Kompasiana adalah platform blog. Konten ini menjadi tanggung jawab bloger dan tidak mewakili pandangan redaksi Kompas.


#15HariCeritaEnergi #HariKedua 

Pendahuluan

(https://www.esdm.go.id/) – Indonesia bukanlah negara yang baru kemarin sore mengenal Energi Baru dan Terbarukan (EBT). Sejarah telah mencatat bahwa upaya pencarian energi panas bumi sudah dimulai sejak awal tahun 1900-an, sampai lima sumur eksplorasi dibor pada tahun 1926-1929. Satu sumur masih memproduksi uap panas kering hingga saat ini [1]. Bahkan pemanfaatan EBT kategori biomasa berupa kayu sudah dikenal sebelumnya sebagai bahan bakar.

Perjalanan kita sebagai bangsa modern pun semakin mantap. Hal itu dapat ditandai dengan perhatian terhadap energi yang bersih dan ramah lingkungan sudah mulai menunjukkan panggungnya. Meski jam terbang EBT dalam praktek dan kontribusi di lapangan masih tergolong rendah.

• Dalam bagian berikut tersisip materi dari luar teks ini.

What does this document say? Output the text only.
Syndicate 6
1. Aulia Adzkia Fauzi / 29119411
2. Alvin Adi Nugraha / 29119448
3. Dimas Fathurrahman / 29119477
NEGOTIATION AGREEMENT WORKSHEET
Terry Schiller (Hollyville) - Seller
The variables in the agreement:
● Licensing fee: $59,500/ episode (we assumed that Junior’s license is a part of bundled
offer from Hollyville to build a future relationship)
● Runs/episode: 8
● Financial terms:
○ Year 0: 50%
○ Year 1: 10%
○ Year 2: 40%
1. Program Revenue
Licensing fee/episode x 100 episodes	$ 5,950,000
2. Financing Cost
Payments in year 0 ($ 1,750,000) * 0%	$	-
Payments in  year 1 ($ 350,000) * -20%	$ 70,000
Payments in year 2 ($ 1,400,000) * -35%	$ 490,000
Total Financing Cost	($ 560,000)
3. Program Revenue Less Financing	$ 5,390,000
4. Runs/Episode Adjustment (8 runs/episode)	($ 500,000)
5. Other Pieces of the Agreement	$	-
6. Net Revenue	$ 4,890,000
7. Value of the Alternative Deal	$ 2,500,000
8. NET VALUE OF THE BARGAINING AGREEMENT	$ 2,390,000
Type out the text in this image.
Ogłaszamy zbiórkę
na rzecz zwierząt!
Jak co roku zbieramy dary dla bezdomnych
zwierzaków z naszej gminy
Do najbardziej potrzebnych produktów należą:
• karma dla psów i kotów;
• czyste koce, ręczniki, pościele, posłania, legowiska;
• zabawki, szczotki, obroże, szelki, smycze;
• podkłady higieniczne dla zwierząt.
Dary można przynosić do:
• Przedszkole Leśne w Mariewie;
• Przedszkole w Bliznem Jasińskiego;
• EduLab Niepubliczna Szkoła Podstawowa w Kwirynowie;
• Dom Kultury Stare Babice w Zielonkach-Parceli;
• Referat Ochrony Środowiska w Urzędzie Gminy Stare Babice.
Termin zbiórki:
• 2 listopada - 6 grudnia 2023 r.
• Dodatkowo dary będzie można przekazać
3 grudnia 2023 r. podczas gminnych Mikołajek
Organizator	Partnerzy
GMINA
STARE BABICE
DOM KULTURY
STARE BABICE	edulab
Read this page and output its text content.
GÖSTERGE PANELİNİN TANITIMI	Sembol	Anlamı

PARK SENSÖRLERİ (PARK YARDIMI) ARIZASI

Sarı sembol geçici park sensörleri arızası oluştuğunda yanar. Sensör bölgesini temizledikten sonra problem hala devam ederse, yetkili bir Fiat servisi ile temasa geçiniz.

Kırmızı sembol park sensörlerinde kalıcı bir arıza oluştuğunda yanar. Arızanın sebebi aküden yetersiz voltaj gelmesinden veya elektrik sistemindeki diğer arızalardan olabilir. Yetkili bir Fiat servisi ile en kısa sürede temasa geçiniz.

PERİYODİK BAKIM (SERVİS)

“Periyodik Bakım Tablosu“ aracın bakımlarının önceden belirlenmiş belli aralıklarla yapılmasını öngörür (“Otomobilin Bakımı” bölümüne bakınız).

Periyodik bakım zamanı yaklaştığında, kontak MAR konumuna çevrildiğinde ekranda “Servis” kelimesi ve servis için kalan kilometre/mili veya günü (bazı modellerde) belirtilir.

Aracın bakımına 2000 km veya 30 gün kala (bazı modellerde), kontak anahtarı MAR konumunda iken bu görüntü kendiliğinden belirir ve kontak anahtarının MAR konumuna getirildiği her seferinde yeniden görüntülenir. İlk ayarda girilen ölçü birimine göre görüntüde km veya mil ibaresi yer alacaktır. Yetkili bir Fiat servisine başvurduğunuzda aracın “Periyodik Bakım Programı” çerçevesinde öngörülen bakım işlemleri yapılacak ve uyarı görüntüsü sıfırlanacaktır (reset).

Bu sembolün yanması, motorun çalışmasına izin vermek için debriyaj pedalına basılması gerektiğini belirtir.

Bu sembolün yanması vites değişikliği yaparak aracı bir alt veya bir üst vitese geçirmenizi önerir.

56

Sebelum lebih jauh ke inti tulisan, penulis sangat merekomendasikan pengunjung blog ini untuk membaca tulisan sebelumnya yang berjudul Memperbarui Mindset tentang Energi Baru dan Terbarukan (EBT) di Indonesia. Ini penting dan mendasar karena penulis sudah menetapkan kerangka tulisan dan judul yang sistematis selama 15 hari depan. Dan tiga hari pertama adalah basis untuk memulainya, menjadi dasaran dan penguatan untuk melompat dan melangkah di tahap selanjutnya.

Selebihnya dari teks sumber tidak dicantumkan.